Antonino Sartini has been called a "Bertelliano". Saying this does not take anything away from him and his art. However, it is also necessary to recognize that he added his own personality to the school of the two great Bolognese painters, his style and that serene goodness that was in his character.

His way of painting is characterized by light touches, round spots, which give a sense of form, without weighing it down with contours or accentuated masses. In many of his works, in fact, everything appears to be intuited in its essence, as hinted at if not even reconstructed and humanized, through a light, never coldly descriptive image of things, where the viewer remains free to complete it and contemplate it with his own feeling. Many of his paintings testify to this, including Bucato al sole from 1930, Paesaggio from 1931, owned by the Gallery of Modern Art in Bologna, Lungo il rio from 1935, and Tessitrice [Weaver] from 1940.

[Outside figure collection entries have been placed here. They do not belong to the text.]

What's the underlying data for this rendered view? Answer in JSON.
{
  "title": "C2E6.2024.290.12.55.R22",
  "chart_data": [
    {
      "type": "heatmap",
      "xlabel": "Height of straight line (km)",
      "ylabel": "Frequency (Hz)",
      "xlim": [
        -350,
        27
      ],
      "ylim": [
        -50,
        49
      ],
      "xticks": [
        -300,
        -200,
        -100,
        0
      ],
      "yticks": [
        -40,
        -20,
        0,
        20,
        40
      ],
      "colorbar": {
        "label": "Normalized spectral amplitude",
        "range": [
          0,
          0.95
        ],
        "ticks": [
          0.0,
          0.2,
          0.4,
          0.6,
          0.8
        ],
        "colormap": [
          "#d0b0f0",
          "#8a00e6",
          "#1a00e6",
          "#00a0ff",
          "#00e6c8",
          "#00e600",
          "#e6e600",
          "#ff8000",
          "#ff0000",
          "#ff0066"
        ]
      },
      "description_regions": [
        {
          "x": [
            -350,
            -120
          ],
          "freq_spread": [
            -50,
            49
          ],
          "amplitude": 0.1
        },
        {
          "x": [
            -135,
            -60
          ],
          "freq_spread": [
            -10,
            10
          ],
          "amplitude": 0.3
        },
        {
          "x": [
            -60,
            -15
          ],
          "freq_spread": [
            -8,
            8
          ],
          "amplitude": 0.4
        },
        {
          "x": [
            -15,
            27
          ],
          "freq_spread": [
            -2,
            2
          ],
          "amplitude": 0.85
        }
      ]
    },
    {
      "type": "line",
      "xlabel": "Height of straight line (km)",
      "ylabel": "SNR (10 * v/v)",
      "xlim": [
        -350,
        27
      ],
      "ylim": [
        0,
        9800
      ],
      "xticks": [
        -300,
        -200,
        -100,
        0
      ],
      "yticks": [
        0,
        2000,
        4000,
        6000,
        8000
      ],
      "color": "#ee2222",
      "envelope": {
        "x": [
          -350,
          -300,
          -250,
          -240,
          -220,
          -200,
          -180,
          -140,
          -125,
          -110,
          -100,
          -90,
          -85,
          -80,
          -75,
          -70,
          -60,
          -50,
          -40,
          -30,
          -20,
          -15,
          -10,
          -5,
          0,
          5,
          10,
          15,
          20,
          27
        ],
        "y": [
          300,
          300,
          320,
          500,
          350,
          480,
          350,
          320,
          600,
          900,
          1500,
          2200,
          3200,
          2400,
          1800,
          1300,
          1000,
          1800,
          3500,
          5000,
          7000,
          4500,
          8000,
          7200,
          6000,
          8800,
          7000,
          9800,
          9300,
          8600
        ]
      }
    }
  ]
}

Sartini does not limit himself to painting landscapes, but also portraits. And in the portrait Sartini knows how to grasp that intimate truth that puts the subject out of time: Portrait of Flavio Bertelli of 1931, Nostalgia of 1935, Contemplazione of 1942. About him, Umberto Beseghi (scholar and historian of the art, contemporary of Sartini) wrote in 1956:

There are the landscapes and the figures, which Antonino Sartini knew how to deal with subtle sensitivity, with depth of feeling, with psychological intuition, with that truth that does not deny, [...], but he knows how to transfuse in others what he sees and feels.